“A falta de endereço atinge tanto áreas rurais quanto urbanas. Famílias sem endereço cadastrado têm problemas para acessar serviços que demandam cadastramento ou correspondência postal. Por isso, o endereçamento é uma função importante do Estado na direção de conferir status oficial a moradias e estabelecimentos e, assim, ampliar o acesso a direitos e serviços diversos. Mas diferentemente do que os anúncios oficiais deixam parecer, a ferramenta da Google não serve para resolver esse problema, e por isso é difícil imaginar que a adoção do Plus Code tenha partido de uma demanda ou necessidade local”.

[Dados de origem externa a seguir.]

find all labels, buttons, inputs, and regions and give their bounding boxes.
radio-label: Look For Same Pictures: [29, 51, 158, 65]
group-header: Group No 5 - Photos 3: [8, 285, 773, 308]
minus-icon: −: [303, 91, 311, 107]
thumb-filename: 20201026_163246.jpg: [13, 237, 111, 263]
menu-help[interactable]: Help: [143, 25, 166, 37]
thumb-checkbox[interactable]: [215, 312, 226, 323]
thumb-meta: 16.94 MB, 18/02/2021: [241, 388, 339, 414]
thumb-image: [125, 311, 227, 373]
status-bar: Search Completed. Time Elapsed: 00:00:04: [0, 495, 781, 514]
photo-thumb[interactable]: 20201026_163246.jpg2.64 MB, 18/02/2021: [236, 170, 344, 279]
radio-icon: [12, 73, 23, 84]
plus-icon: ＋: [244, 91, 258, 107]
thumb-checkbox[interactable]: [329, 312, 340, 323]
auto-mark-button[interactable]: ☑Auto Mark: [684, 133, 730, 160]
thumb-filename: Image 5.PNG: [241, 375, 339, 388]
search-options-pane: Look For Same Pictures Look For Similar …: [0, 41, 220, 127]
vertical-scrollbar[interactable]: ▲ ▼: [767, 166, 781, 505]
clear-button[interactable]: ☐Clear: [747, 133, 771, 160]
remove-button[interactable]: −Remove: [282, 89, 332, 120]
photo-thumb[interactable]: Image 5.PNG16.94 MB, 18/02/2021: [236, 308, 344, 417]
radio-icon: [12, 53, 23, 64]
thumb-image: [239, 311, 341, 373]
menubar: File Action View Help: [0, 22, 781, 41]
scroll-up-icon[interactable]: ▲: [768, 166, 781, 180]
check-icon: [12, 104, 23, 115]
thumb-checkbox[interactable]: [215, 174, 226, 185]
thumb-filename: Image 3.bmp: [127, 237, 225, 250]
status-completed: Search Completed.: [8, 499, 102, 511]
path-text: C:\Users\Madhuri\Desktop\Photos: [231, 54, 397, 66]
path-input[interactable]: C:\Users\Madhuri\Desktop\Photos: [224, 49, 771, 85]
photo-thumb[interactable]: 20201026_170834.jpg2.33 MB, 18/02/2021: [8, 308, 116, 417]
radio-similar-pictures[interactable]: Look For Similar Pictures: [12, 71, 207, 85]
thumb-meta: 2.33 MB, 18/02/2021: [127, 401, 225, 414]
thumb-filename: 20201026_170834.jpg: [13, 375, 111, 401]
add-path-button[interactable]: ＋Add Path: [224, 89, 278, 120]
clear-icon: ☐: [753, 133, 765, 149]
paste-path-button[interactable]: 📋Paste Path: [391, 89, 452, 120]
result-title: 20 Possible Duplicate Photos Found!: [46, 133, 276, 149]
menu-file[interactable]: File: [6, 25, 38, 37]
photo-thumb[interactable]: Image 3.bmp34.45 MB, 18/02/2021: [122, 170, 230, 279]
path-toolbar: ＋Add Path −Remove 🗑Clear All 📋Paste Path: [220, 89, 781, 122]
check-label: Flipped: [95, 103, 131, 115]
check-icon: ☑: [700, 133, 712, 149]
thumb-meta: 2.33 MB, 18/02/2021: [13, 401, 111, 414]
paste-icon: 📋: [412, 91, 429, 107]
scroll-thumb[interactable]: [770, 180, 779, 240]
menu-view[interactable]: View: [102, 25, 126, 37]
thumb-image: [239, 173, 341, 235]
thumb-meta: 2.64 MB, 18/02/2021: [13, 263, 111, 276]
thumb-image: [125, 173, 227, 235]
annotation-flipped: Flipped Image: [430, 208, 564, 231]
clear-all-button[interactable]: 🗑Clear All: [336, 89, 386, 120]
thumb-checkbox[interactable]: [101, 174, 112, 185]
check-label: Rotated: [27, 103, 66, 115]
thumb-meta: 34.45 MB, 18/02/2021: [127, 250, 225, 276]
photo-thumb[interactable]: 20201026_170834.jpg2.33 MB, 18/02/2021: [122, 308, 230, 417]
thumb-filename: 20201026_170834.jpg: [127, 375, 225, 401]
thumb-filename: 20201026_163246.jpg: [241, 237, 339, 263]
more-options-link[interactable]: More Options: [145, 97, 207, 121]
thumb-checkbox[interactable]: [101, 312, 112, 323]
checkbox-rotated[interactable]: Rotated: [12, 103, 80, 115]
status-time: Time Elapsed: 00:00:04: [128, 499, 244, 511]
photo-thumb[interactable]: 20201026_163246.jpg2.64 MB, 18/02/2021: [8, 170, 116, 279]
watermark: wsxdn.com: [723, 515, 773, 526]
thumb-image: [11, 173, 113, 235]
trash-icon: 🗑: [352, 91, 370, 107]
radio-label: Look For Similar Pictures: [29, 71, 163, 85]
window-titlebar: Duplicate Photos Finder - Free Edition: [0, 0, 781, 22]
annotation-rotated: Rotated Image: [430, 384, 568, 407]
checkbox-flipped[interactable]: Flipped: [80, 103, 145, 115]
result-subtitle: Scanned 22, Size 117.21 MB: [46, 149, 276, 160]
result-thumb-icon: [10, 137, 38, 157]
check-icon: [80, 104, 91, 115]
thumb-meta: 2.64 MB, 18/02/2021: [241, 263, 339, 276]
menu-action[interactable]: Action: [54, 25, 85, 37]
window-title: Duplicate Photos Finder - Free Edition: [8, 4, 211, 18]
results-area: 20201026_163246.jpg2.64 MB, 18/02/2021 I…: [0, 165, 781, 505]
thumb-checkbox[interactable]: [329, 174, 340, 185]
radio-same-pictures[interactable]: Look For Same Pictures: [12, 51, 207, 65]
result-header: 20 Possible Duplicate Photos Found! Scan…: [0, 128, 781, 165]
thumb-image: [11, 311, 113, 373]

“O Plus Code, também conhecido por Open Location Code, é uma tecnologia que busca resolver esse problema – para a Google. Por dispensar a existência de um endereço por extenso, o Plus Code permitiria, por exemplo, enviar uma encomenda para uma ilha deserta no meio do oceano. Isso porque não se trata de um endereço, e sim de coordenadas geográficas com um verniz de código. O script da tecnologia divide a Terra em vários níveis de quadrículas, com precisão de até três metros, e gera um código de “arredondamento” da latitude e longitude – o próprio Plus Code. O script é bastante simples e poderia ter sido criado por qualquer pessoa com algum conhecimento de cartografia e de alguma linguagem de programação – inclusive as equipes técnicas do Estado. Mas como o código é de autoria da Google, existem outras variáveis em jogo. Afinal, qual o interesse da empresa em transformar os endereços do mundo em plus codes”?

“Como sinaliza a nota oficial, esse é apenas o começo: o governo tem intenção de expandir o uso do código em comunidades urbanas nos próximos meses. No chão da cidade, muitas comunidades não cadastradas já possuem nomes em suas ruas e vielas, atribuídos pelos próprios moradores. Os cadastramentos realizados por prefeituras por vezes substituem essas toponímias por sequências numéricas, mas a adoção de coordenadas geográficas – com pirotecnia tecnológica – como endereço inauguraria uma nova prática, com linguagem militarizada e abstrata, longe dos processos de formação e ativação de memórias coletivas que compõem os nomes, negando mais uma vez a urbanidade a esses bairros. Afinal, ninguém mora num par de coordenadas”.